Nothing proves a character’s love in Disney movies like self-sacrifice. Belle demonstrates her love for her father by offering herself as the Beast’s prisoner in the place of Maurice. Mufasa gives up his life to save Simba from a stampede of wildebeests. Wreck-it Ralph risks his life to save his friends from the Cy-bugs. Even the carefree Baloo puts his life at risk to save Mowgli from Sher Khan. Whether it’s a family member, friend, or a true love, sacrifice is the ultimate way to demonstrate that love, and this has been evident in many Disney films that have been made over the decades.

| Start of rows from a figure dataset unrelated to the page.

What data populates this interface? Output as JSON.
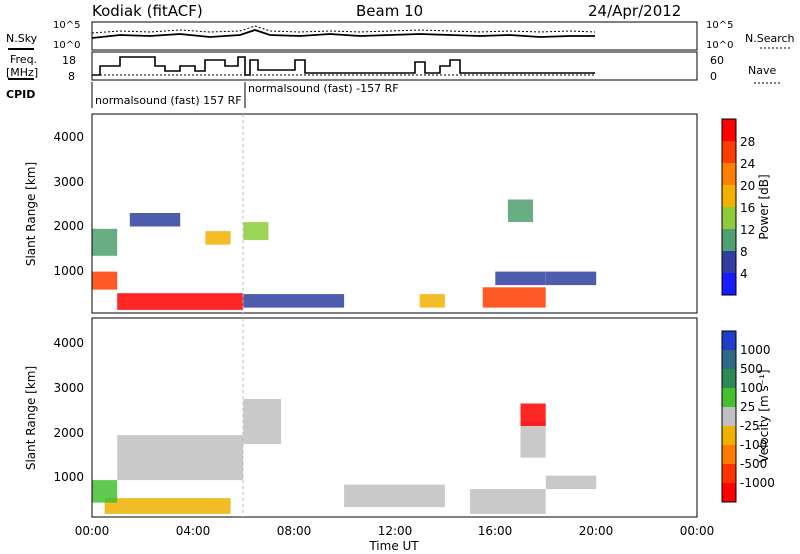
{
  "header": {
    "station": "Kodiak (fitACF)",
    "beam": "Beam 10",
    "date": "24/Apr/2012"
  },
  "top_panels": {
    "nsky_label": "N.Sky",
    "nsearch_label": "N.Search",
    "freq_label_1": "Freq.",
    "freq_label_2": "[MHz]",
    "nave_label": "Nave",
    "cpid_label": "CPID",
    "nsky_ticks_left": [
      "10^5",
      "10^0"
    ],
    "nsky_ticks_right": [
      "10^5",
      "10^0"
    ],
    "freq_ticks": [
      "18",
      "8"
    ],
    "nave_ticks": [
      "60",
      "0"
    ],
    "cpid_1": "normalsound (fast) 157 RF",
    "cpid_2": "normalsound (fast) -157 RF"
  },
  "axes": {
    "ylabel": "Slant Range [km]",
    "xlabel": "Time UT",
    "y_ticks": [
      "1000",
      "2000",
      "3000",
      "4000"
    ],
    "x_ticks": [
      "00:00",
      "04:00",
      "08:00",
      "12:00",
      "16:00",
      "20:00",
      "00:00"
    ]
  },
  "colorbars": {
    "power": {
      "label": "Power [dB]",
      "ticks": [
        "4",
        "8",
        "12",
        "16",
        "20",
        "24",
        "28"
      ],
      "colors": [
        "#1a1aff",
        "#2e3f9f",
        "#4f9f6f",
        "#8ccc3a",
        "#f2b000",
        "#ff7f00",
        "#ff3c00",
        "#ff0000"
      ]
    },
    "velocity": {
      "label": "Velocity [m s⁻¹]",
      "ticks": [
        "1000",
        "500",
        "100",
        "25",
        "-25",
        "-100",
        "-500",
        "-1000"
      ],
      "colors": [
        "#1f3fc8",
        "#2e6a88",
        "#2e8a55",
        "#44c030",
        "#c0c0c0",
        "#f0b000",
        "#ff7a00",
        "#ff3300",
        "#ff0000"
      ]
    }
  },
  "chart_data": {
    "type": "heatmap",
    "x_units": "hours UT",
    "y_units": "km",
    "xlim": [
      0,
      24
    ],
    "ylim": [
      180,
      4600
    ],
    "data_end_hour": 20,
    "power_blobs": [
      {
        "t0": 1.0,
        "t1": 6.0,
        "r0": 250,
        "r1": 620,
        "level": 7
      },
      {
        "t0": 0.0,
        "t1": 1.0,
        "r0": 700,
        "r1": 1100,
        "level": 6
      },
      {
        "t0": 0.0,
        "t1": 1.0,
        "r0": 1450,
        "r1": 2050,
        "level": 2
      },
      {
        "t0": 1.5,
        "t1": 3.5,
        "r0": 2100,
        "r1": 2400,
        "level": 1
      },
      {
        "t0": 4.5,
        "t1": 5.5,
        "r0": 1700,
        "r1": 2000,
        "level": 4
      },
      {
        "t0": 6.0,
        "t1": 7.0,
        "r0": 1800,
        "r1": 2200,
        "level": 3
      },
      {
        "t0": 6.0,
        "t1": 10.0,
        "r0": 300,
        "r1": 600,
        "level": 1
      },
      {
        "t0": 13.0,
        "t1": 14.0,
        "r0": 300,
        "r1": 600,
        "level": 4
      },
      {
        "t0": 15.5,
        "t1": 18.0,
        "r0": 300,
        "r1": 750,
        "level": 6
      },
      {
        "t0": 16.0,
        "t1": 18.0,
        "r0": 800,
        "r1": 1100,
        "level": 1
      },
      {
        "t0": 16.5,
        "t1": 17.5,
        "r0": 2200,
        "r1": 2700,
        "level": 2
      },
      {
        "t0": 18.0,
        "t1": 20.0,
        "r0": 800,
        "r1": 1100,
        "level": 1
      }
    ],
    "velocity_blobs": [
      {
        "t0": 0.5,
        "t1": 5.5,
        "r0": 250,
        "r1": 600,
        "level": 5
      },
      {
        "t0": 0.0,
        "t1": 1.0,
        "r0": 500,
        "r1": 1000,
        "level": 3
      },
      {
        "t0": 1.0,
        "t1": 6.0,
        "r0": 1000,
        "r1": 2000,
        "level": 4
      },
      {
        "t0": 6.0,
        "t1": 7.5,
        "r0": 1800,
        "r1": 2800,
        "level": 4
      },
      {
        "t0": 10.0,
        "t1": 14.0,
        "r0": 400,
        "r1": 900,
        "level": 4
      },
      {
        "t0": 15.0,
        "t1": 18.0,
        "r0": 250,
        "r1": 800,
        "level": 4
      },
      {
        "t0": 17.0,
        "t1": 18.0,
        "r0": 1500,
        "r1": 2300,
        "level": 4
      },
      {
        "t0": 17.0,
        "t1": 18.0,
        "r0": 2200,
        "r1": 2700,
        "level": 8
      },
      {
        "t0": 18.0,
        "t1": 20.0,
        "r0": 800,
        "r1": 1100,
        "level": 4
      }
    ]
  }
}
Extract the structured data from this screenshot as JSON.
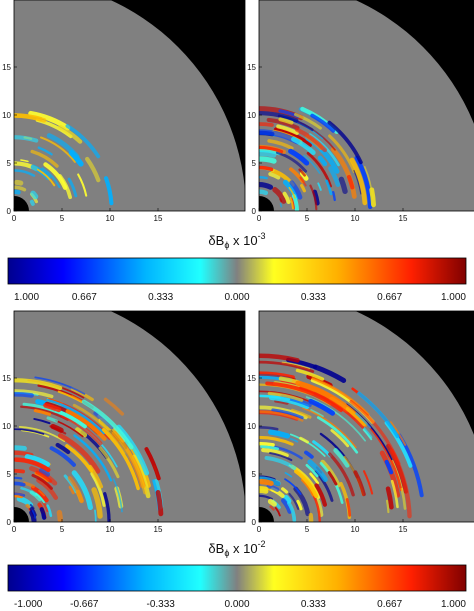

Don’t Judge A Book By Its Cover

Disney really enjoys teaching audiences the lesson of not judging a book by its cover. Perhaps the film that this is the most obvious with is Beauty and the Beast. The prince misjudges the woman who comes to his castle looking for shelter as an old haggard woman, when in fact, she is a beautiful enchantress. Belle, who is an avid bookworm knows all too well this lesson of not judging a book by its cover, and she allows herself to fall in love with a hideous beast, who turns out to be a handsome prince. This lesson, however, is evident in other Disney films as well. Aladdin is a living diamond in the rough whose value, like the lamp, is worth more than what he seems. Nemo eventually shows his father that, despite his small size and underdeveloped fin, he can do the things his father insists he can’t do. Even as far back as Cinderella, this lesson is demonstrated as Cinderella is transformed from a peasant in rags to a beautiful woman worthy of becoming a princess. The only thing that has really changed with Cinderella is her appearance; or her cover. The content inside is the same as it was before. This is a life lesson that certainly did not originate with Disney and has been used in stories for centuries, but Disney certainly enjoys using it in their films.

Many of the elements of the stories that Disney has told for nearly 80 years are familiar to us. Many have been around in storytelling since long before Walt Disney started making movies. The interesting thing is, he and his animators came along and mastered the art of storytelling using these common elements. Whether they are life lessons, visually appealing transformations, memorable supporting characters, or demonstrations of love that tug our heart strings and leave is with misty eyes, they are part of what makes these films classics and unforgettable.